Challenges for supply chain management in India

The average supply chain cost in the US is almost 8.5% of its total GDP. By contrast, the average supply chain cost in India comes to 13.5% of all its GDP.”

But wait a minute! Because the bad news doesn’t end here. In 2018, India’s ranking in the World Bank’s Global Logistics Performance Index (LPI), one of the most recognized ways of measuring the ease of doing business based on the condition of the existing supply chain and logistics infrastructure in one country in particular, it dropped to 44 from its previous position of 35 in 2017.

While countries like Germany, Holland, Belgium, and the United Kingdom, which always tend to eliminate all kinds of interruptions in their entire domestic and international supply chain management system, successfully ranked first, second, third, and fourth. respectively.

All these factors mentioned above do not show any positive side of the Indian economy. According to the latest survey, the net value of the losses that are taking place, especially due to poor supply chain infrastructure and lack of proper management strategies, is around $65 billion. Clearly, supply chain and logistics management companies in India are definitely facing a lot of challenges.

Problems and challenges:

In India, logistics and supply chain management faces both demand side and supply side challenges, which are explained below.

Demand Side Challenges:

The challenges on the demand side are basically related to the unstable price factors and differentiating varieties of consumer requirements. We all know that India is a country of endless contradictions and full of unimaginable diversity.

You can simply understand this fact just by taking a ride from one state to another. You will be able to recognize new cultures, new languages, new dialects, new styles of food and, above all, idiosyncratic traditions, only after crossing almost every 40-50 km of geographical distance.

As a result, it is not entirely possible for a single manufacturer or even a small group of manufacturers to satisfy such a varied and highly differentiated set of consumer requirements.

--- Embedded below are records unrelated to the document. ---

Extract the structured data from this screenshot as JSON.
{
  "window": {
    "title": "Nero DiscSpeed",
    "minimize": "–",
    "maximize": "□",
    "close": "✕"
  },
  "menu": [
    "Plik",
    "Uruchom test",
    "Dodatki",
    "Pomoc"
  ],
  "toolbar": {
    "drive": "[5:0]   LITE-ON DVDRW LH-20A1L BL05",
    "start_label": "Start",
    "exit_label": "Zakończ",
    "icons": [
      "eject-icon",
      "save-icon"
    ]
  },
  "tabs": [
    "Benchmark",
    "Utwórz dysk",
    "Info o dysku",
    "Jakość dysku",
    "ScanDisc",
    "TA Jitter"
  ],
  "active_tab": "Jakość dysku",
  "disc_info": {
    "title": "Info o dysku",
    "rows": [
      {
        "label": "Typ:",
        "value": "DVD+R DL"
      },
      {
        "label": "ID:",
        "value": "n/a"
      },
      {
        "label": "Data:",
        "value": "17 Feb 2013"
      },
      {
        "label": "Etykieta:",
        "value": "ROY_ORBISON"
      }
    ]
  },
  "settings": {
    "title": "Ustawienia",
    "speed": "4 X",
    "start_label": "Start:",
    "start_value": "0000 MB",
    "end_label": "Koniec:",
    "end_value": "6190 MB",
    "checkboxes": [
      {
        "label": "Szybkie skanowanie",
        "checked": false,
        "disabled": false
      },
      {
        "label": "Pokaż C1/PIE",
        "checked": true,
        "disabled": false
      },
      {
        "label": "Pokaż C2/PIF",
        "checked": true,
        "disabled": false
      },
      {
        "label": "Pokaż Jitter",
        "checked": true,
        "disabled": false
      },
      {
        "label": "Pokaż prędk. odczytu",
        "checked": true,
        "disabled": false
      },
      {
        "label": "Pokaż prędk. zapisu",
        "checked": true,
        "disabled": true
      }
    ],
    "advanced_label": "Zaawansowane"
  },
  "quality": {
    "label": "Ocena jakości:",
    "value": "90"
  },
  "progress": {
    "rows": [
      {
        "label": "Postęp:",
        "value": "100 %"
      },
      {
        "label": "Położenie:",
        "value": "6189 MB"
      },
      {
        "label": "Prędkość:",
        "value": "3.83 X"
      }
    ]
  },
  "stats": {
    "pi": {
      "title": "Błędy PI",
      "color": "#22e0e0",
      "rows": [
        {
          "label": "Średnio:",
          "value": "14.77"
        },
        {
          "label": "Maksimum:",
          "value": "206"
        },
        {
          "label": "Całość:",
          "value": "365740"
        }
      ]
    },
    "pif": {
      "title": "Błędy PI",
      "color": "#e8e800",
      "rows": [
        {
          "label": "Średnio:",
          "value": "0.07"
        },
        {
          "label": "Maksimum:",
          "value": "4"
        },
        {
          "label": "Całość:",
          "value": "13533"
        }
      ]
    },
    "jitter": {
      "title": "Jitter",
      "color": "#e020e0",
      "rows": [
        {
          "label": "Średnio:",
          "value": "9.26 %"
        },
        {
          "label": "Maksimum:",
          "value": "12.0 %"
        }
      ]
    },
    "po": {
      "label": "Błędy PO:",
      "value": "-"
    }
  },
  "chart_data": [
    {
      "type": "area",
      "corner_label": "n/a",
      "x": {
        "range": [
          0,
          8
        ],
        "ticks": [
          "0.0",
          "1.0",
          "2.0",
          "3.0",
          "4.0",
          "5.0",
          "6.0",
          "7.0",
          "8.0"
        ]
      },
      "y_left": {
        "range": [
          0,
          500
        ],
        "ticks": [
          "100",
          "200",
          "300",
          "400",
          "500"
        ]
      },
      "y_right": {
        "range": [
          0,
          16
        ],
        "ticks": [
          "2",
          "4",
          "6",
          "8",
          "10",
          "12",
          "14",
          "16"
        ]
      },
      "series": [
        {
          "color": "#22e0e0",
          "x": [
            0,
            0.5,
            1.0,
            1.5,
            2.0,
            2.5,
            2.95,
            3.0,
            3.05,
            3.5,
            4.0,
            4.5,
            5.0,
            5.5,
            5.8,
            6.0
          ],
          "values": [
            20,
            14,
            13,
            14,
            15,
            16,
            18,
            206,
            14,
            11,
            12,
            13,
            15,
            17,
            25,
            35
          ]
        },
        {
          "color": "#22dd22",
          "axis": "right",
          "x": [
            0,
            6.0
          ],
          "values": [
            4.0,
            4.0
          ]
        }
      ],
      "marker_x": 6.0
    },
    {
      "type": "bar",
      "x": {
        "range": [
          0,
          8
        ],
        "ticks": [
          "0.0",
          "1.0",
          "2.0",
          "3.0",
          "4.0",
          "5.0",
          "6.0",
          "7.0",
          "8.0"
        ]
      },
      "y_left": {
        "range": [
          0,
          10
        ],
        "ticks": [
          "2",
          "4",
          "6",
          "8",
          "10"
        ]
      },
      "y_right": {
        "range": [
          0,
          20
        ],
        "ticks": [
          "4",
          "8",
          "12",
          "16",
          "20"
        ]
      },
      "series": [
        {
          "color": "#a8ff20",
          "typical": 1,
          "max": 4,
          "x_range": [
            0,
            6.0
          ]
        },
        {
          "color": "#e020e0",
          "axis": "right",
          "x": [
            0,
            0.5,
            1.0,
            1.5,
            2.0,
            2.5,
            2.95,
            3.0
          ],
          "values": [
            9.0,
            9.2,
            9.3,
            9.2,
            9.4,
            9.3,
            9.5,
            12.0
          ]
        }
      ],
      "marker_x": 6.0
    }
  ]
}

What we need in this context is a bridge, or more precisely, a seamlessly organized supply chain collaboration system between manufacturers, distributors, local agents and retailers who are directly connected to home consumers.

Supply Side Challenges:

There are dozens of supply-side challenges that basically hamper the entire supply and distribution system. Some of them are listed below:

1-Poor distribution system

2-Inadequate infrastructure.

3-Amature 3PL companies

4-Complexities in Taxation

5-Strict commercial policies

6-Closed Economic Policies

7-Dispersed market

8-Old and obsolete technologies.

9-Lack of skill and professionalism.